And on the personal endorsement of Josiah Wedgwood and Professor Henslow, Charles Robert Darwin was duly booked as Volunteer Naturalist in Her Majesty's service.

aptain Fitz-Roy of the "Beagle" liked Charles Darwin until he began to look him over with a very professional eye. Then he declared his nose was too large and was not rightly shaped; besides, he was too tall for his weight: outside of these points the Volunteer would answer. On talking with young Darwin further, the Captain liked him better, and he waived all imperfections, although no promise was made that they would be remedied. In fact, Captain Fitz-Roy liked Charles so well that he invited him to share his own cabin and mess with him. The sailors, on seeing this, touched respectful forefingers to their caps and began addressing the Volunteer as "Sir."

The "Beagle" sailed on December Twenty-seven, Eighteen Hundred Thirty-one, and it was fully four years and ten months before Charles Darwin saw England again. The trip decided the business of Darwin for the rest of his life, and thereby an epoch was worked in the upward and onward march of the race.

Captain Fitz-Roy of the British Navy was but twenty-three years old. He was a draftsman, a geographer, a mathematician and a navigator. He had sailed around the world as a plain tar, and taken his kicks and cuffs with good grace. At the Portsmouth Naval School he had won a gold medal for proficiency in study, and another medal had been given him for heroism in leaping from a sailing-ship into the sea to save a drowning sailor.

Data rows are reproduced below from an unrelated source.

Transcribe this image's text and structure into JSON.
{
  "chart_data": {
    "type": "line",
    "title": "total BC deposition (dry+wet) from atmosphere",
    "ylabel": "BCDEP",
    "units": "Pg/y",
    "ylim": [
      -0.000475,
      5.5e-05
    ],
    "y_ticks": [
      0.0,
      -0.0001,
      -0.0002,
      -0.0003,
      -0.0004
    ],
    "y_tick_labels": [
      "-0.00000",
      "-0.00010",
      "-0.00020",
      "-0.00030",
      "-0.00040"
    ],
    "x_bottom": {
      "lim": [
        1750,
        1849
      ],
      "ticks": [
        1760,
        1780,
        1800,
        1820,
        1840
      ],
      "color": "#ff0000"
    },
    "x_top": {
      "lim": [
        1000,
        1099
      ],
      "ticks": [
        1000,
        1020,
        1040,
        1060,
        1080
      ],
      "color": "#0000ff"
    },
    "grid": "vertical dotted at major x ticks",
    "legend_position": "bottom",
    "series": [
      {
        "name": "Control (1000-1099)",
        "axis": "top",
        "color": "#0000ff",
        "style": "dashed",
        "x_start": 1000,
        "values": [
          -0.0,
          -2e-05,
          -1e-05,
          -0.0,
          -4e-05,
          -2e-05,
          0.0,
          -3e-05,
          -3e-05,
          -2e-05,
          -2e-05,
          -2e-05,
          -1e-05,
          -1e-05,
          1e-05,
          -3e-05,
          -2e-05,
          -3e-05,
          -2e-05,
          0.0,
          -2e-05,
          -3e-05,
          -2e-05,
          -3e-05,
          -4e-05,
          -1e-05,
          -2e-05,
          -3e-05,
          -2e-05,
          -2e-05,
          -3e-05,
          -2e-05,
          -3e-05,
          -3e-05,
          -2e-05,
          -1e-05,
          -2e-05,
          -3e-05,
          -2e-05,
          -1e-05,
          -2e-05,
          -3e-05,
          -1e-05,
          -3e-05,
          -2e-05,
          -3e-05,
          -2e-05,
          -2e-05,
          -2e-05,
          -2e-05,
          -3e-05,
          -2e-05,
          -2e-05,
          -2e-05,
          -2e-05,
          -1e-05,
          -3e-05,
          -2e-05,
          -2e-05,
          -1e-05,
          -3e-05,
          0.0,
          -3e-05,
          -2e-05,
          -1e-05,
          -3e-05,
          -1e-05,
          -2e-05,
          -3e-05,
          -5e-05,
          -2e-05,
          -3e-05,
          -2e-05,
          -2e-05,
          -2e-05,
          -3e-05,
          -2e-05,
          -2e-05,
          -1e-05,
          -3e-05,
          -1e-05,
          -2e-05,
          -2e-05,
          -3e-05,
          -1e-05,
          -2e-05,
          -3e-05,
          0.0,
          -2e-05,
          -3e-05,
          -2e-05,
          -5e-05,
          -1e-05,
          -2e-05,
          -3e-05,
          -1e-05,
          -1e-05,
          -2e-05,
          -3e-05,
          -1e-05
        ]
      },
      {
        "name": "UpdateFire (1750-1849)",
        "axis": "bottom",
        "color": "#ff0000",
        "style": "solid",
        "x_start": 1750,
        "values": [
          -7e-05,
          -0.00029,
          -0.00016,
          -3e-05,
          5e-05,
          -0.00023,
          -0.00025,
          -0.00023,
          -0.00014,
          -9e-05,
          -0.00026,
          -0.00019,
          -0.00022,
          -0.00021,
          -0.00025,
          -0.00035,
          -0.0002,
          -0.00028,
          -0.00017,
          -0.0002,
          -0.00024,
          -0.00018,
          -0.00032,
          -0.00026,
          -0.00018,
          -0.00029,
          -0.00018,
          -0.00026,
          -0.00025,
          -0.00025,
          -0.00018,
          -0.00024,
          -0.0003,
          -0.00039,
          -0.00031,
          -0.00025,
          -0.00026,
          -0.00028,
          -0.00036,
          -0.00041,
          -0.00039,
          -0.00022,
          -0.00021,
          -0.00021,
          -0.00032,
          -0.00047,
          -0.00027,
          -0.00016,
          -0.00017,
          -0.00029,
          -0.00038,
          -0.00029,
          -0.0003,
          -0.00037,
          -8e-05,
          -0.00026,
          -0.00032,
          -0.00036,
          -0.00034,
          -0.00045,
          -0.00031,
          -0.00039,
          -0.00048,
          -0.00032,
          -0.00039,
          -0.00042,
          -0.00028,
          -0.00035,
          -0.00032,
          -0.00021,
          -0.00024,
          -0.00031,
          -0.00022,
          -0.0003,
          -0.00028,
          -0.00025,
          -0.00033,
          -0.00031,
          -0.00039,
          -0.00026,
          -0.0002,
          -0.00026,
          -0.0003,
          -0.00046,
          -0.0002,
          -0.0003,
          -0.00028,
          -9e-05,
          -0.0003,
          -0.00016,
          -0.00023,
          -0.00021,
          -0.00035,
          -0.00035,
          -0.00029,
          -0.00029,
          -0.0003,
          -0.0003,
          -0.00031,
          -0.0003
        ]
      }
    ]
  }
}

Let us be fair—the tight little island has produced men. To evolve these few good men she may have produced many millions of the spawn of earth, but let the fact stand—England has produced men. Here was a beardless youth, slight in form, silent by habit, but so well thought of by his Government that he was given charge of a ship, five officers, two surgeons and forty-one picked men to go around the world and make measurements of certain coral-reefs, and map the dangerous coasts of Patagonia and Tierra del Fuego.

The ship was provisioned for two years, but the orders were, "Do the work, no matter how long it may take, and your drafts on the Government will be honored."

Captain Fitz-Roy was a man of decision: he knew just where he wanted to go, and what there was to do. He was to measure and map dreary wastes of tossing tide, and to do the task so accurately that it would never have to be done again: his maps were to remain forever a solace, a safety and a security to the men who go down to the sea in ships.

England has certainly produced men—and Fitz-Roy was one of them. Fitz-Roy is now known to us, not for his maps which have passed into the mutual wealth of the world, but because he took on this trip, merely as an afterthought, a volunteer naturalist.

Before the "Beagle" sailed, Captain Fitz-Roy and young Mr. Darwin went down to Portsmouth, and the Captain showed him the ship. The Captain took pains to explain the worst. It was to be at least two years of close, unremitting toil. It was no pleasure-excursion—there were no amusements provided, no cards, no wine on the table; the fare was to be simple in the extreme. This way of putting the matter was most attractive to Darwin—Fitz-Roy became a hero in his eyes at once. The Captain's manner inspired much confidence—he was a man who did not have to be amused or cajoled. "You will be left alone to do your work," said Fitz-Roy to Darwin, "and I must have the cabin to myself when I ask for it." And that settled it. Life aboard ship is like life in jail. It means freedom, freedom from interruption—you have your evenings to yourself, and the days as well. Darwin admired every man on board the ship, and most of all, the man who selected them, and so wrote home to his sisters. He admired the men because each was intent on doing his work, and each one seemed to assume that his own particular work was really the most important.